If Ram Madhav then said that it was a surgical strike and an achievement of the Narendra Modi government, we would have all loudly applauded it. But why the DGMO described it as that when it isn’t is something I am unable to fathom? I have known several DGMOs and they were all distinguished soldiers with great integrity and precise in their speech. Any DGMO has got to be that. The job demands that they are clinically accurate in making an assessment and surgically precise in determining an action. I have no doubt this DGMO too is of that lineage. But sometimes they have to act out a script. Describing what happened as a surgical strike is clearly a political move. How a bunch of cross-border raids became “surgical strikes” is a story still waiting to be told.
That the action was political is now quite apparent. Banners put up by RSS volunteers across election-bound Uttar Pradesh with quotes from the Army Chief and with Prime Minister Narendra Modi’s picture in the foreground gives the game away. Having not been able to bring about nationwide development and an economic miracle as allegedly took place in Gujarat, the BJP-RSS have their backs to the wall. Their claims of economic growth are now seen by most people as hollow. It’s not rocket science to figure that economic growth cannot take place without investment. The tax-investment ratio is dwindling. Power demand is falling. And, most important, no jobs are being created. The Prime Minister is clearly bluffing when he claims that three crore Mudra loans created three crore new jobs. If that is so, let us give a hundred crore Mudra loans and the nation can be deemed to have turned the corner. To compound his misery, food inflation is still high, at 7.5 per cent yoy (year-over-year) this month.

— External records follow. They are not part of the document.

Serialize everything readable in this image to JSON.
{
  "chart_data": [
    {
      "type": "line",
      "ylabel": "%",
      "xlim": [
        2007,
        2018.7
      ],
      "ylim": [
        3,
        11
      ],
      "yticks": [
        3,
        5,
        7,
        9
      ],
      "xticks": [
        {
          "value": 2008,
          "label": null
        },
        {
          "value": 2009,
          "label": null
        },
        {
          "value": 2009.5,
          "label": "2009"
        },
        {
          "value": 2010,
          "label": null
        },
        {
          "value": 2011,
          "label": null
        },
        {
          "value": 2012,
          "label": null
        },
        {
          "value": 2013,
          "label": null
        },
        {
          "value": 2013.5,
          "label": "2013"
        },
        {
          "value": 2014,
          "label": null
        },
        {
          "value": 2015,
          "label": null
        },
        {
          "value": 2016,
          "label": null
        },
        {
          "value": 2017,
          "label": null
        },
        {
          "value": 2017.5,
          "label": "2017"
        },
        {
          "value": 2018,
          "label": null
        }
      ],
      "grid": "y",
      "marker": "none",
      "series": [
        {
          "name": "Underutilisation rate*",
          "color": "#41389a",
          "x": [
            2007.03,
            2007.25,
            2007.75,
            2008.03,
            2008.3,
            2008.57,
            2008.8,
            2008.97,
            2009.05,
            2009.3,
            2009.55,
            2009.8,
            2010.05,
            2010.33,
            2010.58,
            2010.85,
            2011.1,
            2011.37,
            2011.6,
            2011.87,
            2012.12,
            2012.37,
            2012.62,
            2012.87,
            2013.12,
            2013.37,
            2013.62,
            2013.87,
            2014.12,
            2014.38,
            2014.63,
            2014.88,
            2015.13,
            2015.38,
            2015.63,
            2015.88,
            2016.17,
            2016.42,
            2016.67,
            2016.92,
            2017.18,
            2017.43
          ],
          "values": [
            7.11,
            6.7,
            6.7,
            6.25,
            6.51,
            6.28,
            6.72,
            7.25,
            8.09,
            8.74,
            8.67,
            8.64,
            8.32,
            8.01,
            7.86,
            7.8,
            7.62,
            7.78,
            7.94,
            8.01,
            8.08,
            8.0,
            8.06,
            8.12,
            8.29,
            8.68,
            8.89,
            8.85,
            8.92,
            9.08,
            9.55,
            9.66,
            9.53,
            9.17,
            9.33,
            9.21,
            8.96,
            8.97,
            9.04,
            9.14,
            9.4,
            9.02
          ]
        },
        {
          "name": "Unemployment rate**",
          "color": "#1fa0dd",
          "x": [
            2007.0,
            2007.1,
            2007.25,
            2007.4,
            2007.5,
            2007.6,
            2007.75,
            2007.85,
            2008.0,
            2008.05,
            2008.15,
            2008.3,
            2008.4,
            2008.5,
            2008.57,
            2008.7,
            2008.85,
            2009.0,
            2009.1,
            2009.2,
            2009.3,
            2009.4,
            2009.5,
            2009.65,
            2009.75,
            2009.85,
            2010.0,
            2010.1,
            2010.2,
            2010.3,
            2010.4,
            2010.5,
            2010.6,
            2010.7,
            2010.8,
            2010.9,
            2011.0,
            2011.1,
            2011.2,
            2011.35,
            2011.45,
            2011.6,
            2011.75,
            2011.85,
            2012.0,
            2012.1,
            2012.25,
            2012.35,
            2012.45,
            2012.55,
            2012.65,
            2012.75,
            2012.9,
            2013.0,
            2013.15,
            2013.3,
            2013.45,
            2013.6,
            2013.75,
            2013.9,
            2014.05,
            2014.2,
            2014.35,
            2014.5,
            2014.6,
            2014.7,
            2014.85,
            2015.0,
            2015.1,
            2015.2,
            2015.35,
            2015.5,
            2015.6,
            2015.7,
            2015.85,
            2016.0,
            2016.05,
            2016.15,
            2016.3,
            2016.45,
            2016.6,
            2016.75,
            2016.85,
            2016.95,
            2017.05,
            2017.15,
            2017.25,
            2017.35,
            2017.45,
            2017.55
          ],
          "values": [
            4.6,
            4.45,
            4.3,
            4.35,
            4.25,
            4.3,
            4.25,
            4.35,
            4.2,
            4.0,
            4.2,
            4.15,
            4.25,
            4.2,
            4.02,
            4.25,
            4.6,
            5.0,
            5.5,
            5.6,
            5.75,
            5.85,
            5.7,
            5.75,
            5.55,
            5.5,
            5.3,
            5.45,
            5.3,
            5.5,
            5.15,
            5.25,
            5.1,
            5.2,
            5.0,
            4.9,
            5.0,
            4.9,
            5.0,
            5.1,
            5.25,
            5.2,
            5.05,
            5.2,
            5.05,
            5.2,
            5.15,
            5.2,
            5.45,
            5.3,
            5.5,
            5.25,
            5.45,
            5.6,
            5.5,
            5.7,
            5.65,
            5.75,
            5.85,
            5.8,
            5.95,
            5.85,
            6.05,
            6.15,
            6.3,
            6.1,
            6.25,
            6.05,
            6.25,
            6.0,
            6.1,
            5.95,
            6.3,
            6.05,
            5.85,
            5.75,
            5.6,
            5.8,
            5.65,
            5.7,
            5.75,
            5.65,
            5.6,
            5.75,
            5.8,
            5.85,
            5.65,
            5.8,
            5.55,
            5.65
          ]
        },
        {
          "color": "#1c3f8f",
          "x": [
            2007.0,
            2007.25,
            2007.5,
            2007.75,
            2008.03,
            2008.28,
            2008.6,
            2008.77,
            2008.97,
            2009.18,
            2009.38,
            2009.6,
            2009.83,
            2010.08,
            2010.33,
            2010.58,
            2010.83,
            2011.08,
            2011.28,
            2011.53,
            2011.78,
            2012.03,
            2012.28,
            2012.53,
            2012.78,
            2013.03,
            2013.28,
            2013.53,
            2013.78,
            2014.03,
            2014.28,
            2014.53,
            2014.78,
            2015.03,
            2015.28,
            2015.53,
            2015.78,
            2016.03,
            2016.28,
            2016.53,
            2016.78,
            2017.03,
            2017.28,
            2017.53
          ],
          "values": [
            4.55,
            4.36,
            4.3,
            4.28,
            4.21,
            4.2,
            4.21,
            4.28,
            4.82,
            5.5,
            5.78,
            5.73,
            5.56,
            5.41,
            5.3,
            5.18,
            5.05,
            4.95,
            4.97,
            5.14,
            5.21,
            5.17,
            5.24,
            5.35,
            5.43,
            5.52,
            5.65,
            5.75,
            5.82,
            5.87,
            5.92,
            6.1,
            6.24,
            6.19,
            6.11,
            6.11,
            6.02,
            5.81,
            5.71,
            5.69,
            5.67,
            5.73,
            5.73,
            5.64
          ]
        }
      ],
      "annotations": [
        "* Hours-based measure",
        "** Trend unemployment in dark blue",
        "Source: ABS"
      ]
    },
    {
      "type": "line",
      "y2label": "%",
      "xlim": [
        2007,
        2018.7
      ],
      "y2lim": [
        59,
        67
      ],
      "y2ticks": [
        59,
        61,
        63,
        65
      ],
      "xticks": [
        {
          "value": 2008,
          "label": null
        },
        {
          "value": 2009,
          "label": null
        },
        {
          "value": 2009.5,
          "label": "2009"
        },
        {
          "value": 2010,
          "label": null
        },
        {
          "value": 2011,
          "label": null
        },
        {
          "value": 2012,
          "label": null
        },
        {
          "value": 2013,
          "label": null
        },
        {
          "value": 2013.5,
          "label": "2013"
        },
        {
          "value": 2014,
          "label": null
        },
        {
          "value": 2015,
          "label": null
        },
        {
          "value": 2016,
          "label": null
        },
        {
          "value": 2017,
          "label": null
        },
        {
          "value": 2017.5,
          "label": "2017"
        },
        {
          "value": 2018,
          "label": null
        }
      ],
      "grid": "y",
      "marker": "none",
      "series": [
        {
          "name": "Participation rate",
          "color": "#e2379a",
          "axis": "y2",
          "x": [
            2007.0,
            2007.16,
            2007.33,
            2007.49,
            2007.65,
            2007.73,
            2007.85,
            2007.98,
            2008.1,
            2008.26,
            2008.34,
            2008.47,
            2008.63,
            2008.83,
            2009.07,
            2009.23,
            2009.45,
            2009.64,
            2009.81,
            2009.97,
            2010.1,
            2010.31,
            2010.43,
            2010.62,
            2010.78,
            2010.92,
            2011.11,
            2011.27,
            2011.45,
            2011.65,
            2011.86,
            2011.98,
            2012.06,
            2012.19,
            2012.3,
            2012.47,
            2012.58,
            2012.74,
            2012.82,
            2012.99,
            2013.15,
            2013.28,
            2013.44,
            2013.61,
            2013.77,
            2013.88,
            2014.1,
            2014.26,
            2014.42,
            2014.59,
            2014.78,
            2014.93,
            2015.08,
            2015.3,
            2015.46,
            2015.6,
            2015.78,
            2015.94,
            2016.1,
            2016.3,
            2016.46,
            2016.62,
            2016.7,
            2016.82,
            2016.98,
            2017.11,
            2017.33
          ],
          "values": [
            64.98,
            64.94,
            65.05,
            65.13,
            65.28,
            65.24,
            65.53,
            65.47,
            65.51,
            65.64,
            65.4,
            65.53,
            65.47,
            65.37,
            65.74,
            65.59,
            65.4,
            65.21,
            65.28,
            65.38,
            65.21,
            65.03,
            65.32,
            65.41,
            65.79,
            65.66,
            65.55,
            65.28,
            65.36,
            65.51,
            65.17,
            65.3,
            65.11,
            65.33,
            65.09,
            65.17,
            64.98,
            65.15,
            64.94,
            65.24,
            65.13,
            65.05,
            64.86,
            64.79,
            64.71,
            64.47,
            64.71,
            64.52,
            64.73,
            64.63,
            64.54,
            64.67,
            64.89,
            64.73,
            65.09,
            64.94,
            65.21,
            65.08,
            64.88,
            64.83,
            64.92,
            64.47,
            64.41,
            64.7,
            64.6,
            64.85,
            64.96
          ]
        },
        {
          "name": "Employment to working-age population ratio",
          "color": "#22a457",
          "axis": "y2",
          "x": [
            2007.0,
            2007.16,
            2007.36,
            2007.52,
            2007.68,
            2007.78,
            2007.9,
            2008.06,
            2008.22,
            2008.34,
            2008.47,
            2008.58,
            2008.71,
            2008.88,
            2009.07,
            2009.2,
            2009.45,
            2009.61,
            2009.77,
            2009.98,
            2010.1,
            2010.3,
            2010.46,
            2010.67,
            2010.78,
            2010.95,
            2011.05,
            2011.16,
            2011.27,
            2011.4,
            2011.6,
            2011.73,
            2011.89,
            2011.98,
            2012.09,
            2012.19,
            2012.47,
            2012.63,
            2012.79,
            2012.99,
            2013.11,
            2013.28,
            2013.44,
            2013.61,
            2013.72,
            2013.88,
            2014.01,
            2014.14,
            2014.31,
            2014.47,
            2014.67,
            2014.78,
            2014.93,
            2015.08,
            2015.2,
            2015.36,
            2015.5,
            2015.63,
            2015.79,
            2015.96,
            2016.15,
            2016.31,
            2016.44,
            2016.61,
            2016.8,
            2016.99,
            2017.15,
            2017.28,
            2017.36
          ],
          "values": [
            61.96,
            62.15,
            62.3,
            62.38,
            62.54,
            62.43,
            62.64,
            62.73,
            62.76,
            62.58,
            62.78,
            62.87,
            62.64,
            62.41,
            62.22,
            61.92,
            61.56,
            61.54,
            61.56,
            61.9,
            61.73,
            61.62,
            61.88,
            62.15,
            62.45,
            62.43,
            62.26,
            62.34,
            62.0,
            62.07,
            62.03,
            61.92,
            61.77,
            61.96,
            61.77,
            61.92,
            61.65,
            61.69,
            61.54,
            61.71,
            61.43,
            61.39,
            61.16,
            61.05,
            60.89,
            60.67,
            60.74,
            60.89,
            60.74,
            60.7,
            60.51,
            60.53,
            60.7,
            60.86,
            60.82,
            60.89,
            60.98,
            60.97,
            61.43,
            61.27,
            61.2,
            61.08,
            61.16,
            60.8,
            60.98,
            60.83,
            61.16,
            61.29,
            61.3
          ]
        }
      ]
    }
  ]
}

Consequently, their 31 per cent is also dwindling, and so they need a new Modi miracle. So a false image is being created. Like some sort of an avatar of Indira Gandhi or Salahuddin the Great, who can enthuse the masses? Let’s see. As Faiz wrote in another context: “Hum dekhenge, lazim hain ki hum bhi dekhenge!”
The writer, a policy analyst studying economic and security issues, held senior positions in government and industry. He also specialises in the Chinese economy.